I'm looking into different order finding algorithms, and something i often notice is that a specific order happens more often than other orders for elements in the multiplicative group $\mathbb{Z}_n^*$.
For example in $\mathbb{Z}_{77}^*$. The order is often 30. I found this by the following elements: 8,9,10,12,18... And this are just the ones i checked.
Is there some theorem about which orders are possible in a certain group $\mathbb{Z}_n^*$? Or how much each order occurs?
The simplest answer is when $n=p$, a prime.

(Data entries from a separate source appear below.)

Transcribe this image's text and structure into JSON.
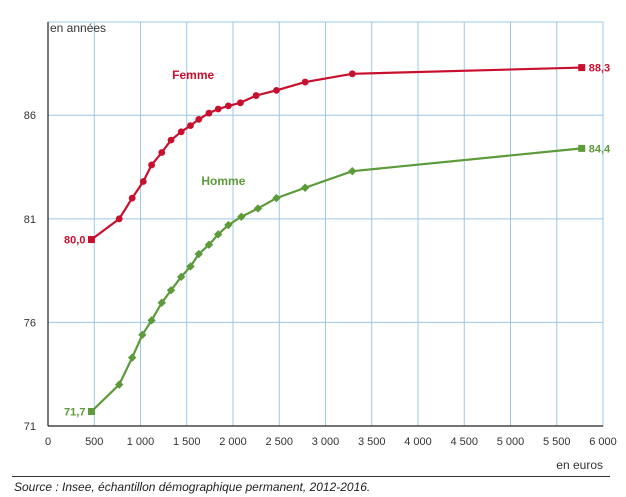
{
  "chart_data": {
    "type": "line",
    "ylabel": "en années",
    "xlabel": "en euros",
    "xlim": [
      0,
      6000
    ],
    "ylim": [
      71,
      90.5
    ],
    "grid": true,
    "x_ticks": [
      {
        "v": 0,
        "label": "0"
      },
      {
        "v": 500,
        "label": "500"
      },
      {
        "v": 1000,
        "label": "1 000"
      },
      {
        "v": 1500,
        "label": "1 500"
      },
      {
        "v": 2000,
        "label": "2 000"
      },
      {
        "v": 2500,
        "label": "2 500"
      },
      {
        "v": 3000,
        "label": "3 000"
      },
      {
        "v": 3500,
        "label": "3 500"
      },
      {
        "v": 4000,
        "label": "4 000"
      },
      {
        "v": 4500,
        "label": "4 500"
      },
      {
        "v": 5000,
        "label": "5 000"
      },
      {
        "v": 5500,
        "label": "5 500"
      },
      {
        "v": 6000,
        "label": "6 000"
      }
    ],
    "y_ticks": [
      {
        "v": 71,
        "label": "71"
      },
      {
        "v": 76,
        "label": "76"
      },
      {
        "v": 81,
        "label": "81"
      },
      {
        "v": 86,
        "label": "86"
      }
    ],
    "series": [
      {
        "name": "Femme",
        "color": "#c8102e",
        "marker": "circle",
        "points": [
          [
            470,
            80.0
          ],
          [
            770,
            81.0
          ],
          [
            910,
            82.0
          ],
          [
            1030,
            82.8
          ],
          [
            1120,
            83.6
          ],
          [
            1230,
            84.2
          ],
          [
            1330,
            84.8
          ],
          [
            1440,
            85.2
          ],
          [
            1540,
            85.5
          ],
          [
            1630,
            85.8
          ],
          [
            1740,
            86.1
          ],
          [
            1840,
            86.3
          ],
          [
            1950,
            86.45
          ],
          [
            2080,
            86.6
          ],
          [
            2250,
            86.95
          ],
          [
            2470,
            87.2
          ],
          [
            2780,
            87.6
          ],
          [
            3290,
            88.0
          ],
          [
            5770,
            88.3
          ]
        ],
        "first_label": "80,0",
        "last_label": "88,3"
      },
      {
        "name": "Homme",
        "color": "#5c9a3a",
        "marker": "diamond",
        "points": [
          [
            470,
            71.7
          ],
          [
            770,
            73.0
          ],
          [
            910,
            74.3
          ],
          [
            1020,
            75.4
          ],
          [
            1120,
            76.1
          ],
          [
            1230,
            76.95
          ],
          [
            1330,
            77.55
          ],
          [
            1440,
            78.2
          ],
          [
            1540,
            78.7
          ],
          [
            1630,
            79.3
          ],
          [
            1740,
            79.75
          ],
          [
            1840,
            80.25
          ],
          [
            1950,
            80.7
          ],
          [
            2090,
            81.1
          ],
          [
            2270,
            81.5
          ],
          [
            2470,
            82.0
          ],
          [
            2780,
            82.5
          ],
          [
            3290,
            83.3
          ],
          [
            5770,
            84.4
          ]
        ],
        "first_label": "71,7",
        "last_label": "84,4"
      }
    ]
  },
  "source_text": "Source : Insee, échantillon démographique permanent, 2012-2016."
}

Then the multiplicative group $\mathbb{Z}_p^*$ is cyclic of order $p-1$ and so the orders that occur are exactly the divisors of $p-1$. Moreover, if $d$ divides $p-1$, then there are exactly $\phi(d)$ elements of order $d$ in $\mathbb{Z}_p^*$.
Now take $n=pq$, where $p$ and $q$ are primes.

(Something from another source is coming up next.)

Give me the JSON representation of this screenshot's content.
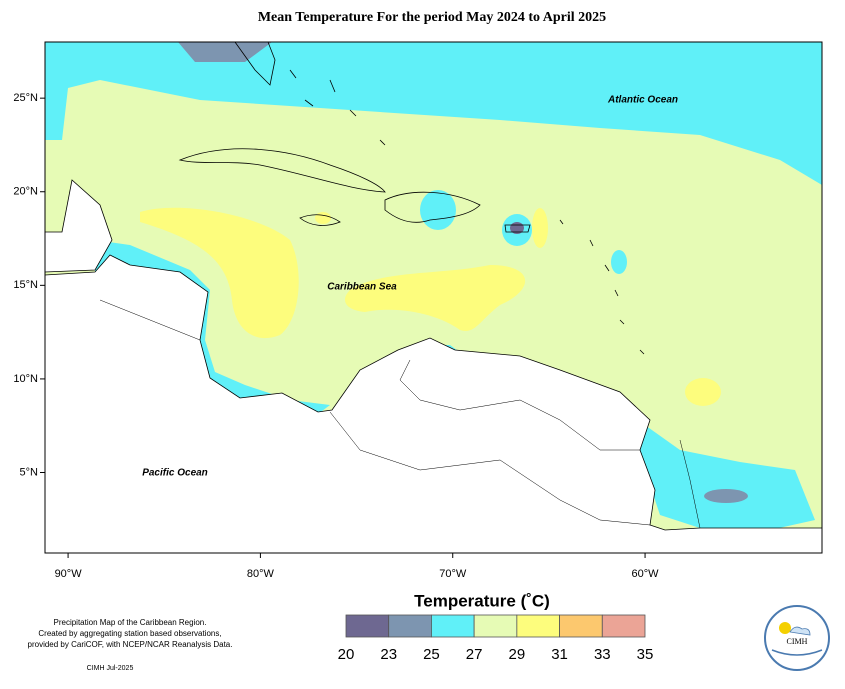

Then $\mathbb{Z}_{pq}^* \cong \mathbb{Z}_p^* \times \mathbb{Z}_q^*$. The order of $(a,b)$ is $lcm(o(a),o(b))$. The exact number of elements of a given order is not so easy to see in this representation, but it can be done with some work.
To take your example, with $n=77=7\cdot11$, we get this table of orders of elements of $\mathbb{Z}_{77}^*$: $$ \begin{matrix} & & & o(b) \\ o(a) & 1 & 2 & 5 & 10 \\ 1 & 1 & 2 & 5 & 10 \\ 2 & 2 & 2 & 10 & 10 \\ 3 & 3 & 6 & 15 & 30 \\ 6 & 6 & 6 & 30 & 30 \\ \end{matrix} $$ Complement this table with how many elements $a\in\mathbb{Z}_{7}^*$ and $b\in\mathbb{Z}_{11}^*$ exist of each possible order, and you get the same for $\mathbb{Z}_{77}^*$.
The general case is analogous but of course more complicated. First, decompose $\mathbb{Z}_n^*$ as a product of $\mathbb{Z}_{p^e}^*$ for each prime power that appears in the factorization of $n$. Then $\mathbb{Z}_{p^e}^*$ is cyclic and you can proceed as above.